MURAT ÇEPAYE VE TİYATRO ÜZERİNE

YEMIT’ITL Nurbıy
Adige Mak, 11 Haziran 2009
Çeviri: HAPİ Cevdet Yıldız

İnsanın yaptığı iyilikleri  anlatması bazen zor oluyor. Oyun yazarı, yazar ve oyuncu MURAT Çepaye, kardeş cumhuriyetlerde, Krasnodar Kray’da ve soydaşlarımızın yaşadıkları ülkelerde iyi tanınan biri. AC Ulusal Tiyatrosu, dün Krasnodar’a  hareketinden önce, Ç. Murat ve oyuncular ile görüşmelerde bulunduk.

Murat Çepaye hakkında konuşmak, öyle sıradan bir  konuşma olamaz, diyor Adige Cumhuriyeti halk sanatçısı Vısteko Muhtar.

Murat Çepaye Kuzey Kafkasya’nın ünlü oyuncularından biri. Onunla sahne almak ayrı bir zevk, diye anlatıyor Rusya kıdemli sanatçısı, Adigey halk sanatçısı Ç’ıç’ Yura. “Onunla bir rol paylaşacak olursan, kendisi asla öne çıkmaya kalkışmaz. Yanındaki oyuncunun salondan iyi izlenmesi ve sesinin duyulması için yardımlarda bulunan  biridir Çepaye. O  oyunculuk eğitimi almış olan ve işine dört elle sarılan biri, bunu ve sanatsal ustalığını sahnelerde görmek her zaman için olanaklı. Ç. Murate bir yazar, hem de bir oyun yazarıdır. Kalemiyle kitlelere seslenmeyi başarmış biridir o. O’nun düşüncelerini sahneye yansıtmayı istiyorum”.

Adigey Cumhuriyeti’ndeki 3-4 oyuncudan söz etmek gerekirse, Murate Çepay da onların arasına girer.

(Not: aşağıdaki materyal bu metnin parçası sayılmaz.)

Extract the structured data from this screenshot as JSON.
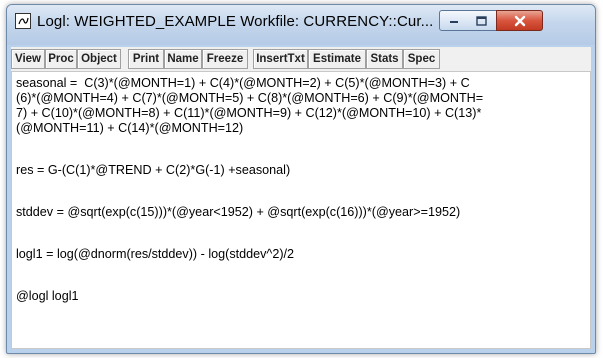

İyi olan her şeye layık olan biridir Murat Çepaye, diye konuşmamıza katılıyor Ulusal Tiyatro bayan oyuncularından Ç’emeş Razyet. “Sahne hazırlığı yaparken, rolü icra ederken, neler düşünmek gerektiğinde, Murat Çepaye, benim için sürekli bir örnek, bir rehber olmuştur. Sadece sözle değil, tek bir bakışıyla bile sana “yol gösteriyor” (уеуIэшы) ve seni sahneye uyarlıyor”.

Pınarın çıktığı yer

Murat Çepay, piyes yazmayı düşündüğü ilk yıllarını iyi anımsıyor. Enstitüye(*) girememiş, köyü Blaşepsıne’ye dönmüştü. Köy kulübünün çoktandır kapısına kilit vurulmuştu. Bu nedenle 1956 yılında “Köy Kendine Gelmeli” («Къуаджэр зэщыгъо») adlı piyesini yazmıştı. Ç. Murat, askere gidip döndü. Sporla ilgilenme ve köylüyü spora yöneltme üzerineydi bu piyesi. Thabısım Vımar ile Jane Kırımıze’nin birlikte besteledikleri asker türküsünü söylüyordu Ç. Murat. Aşkı ve gençlerin pseluh/sevda (псэлъыхъу) konuşmalarını piyesten izeyebilirdin.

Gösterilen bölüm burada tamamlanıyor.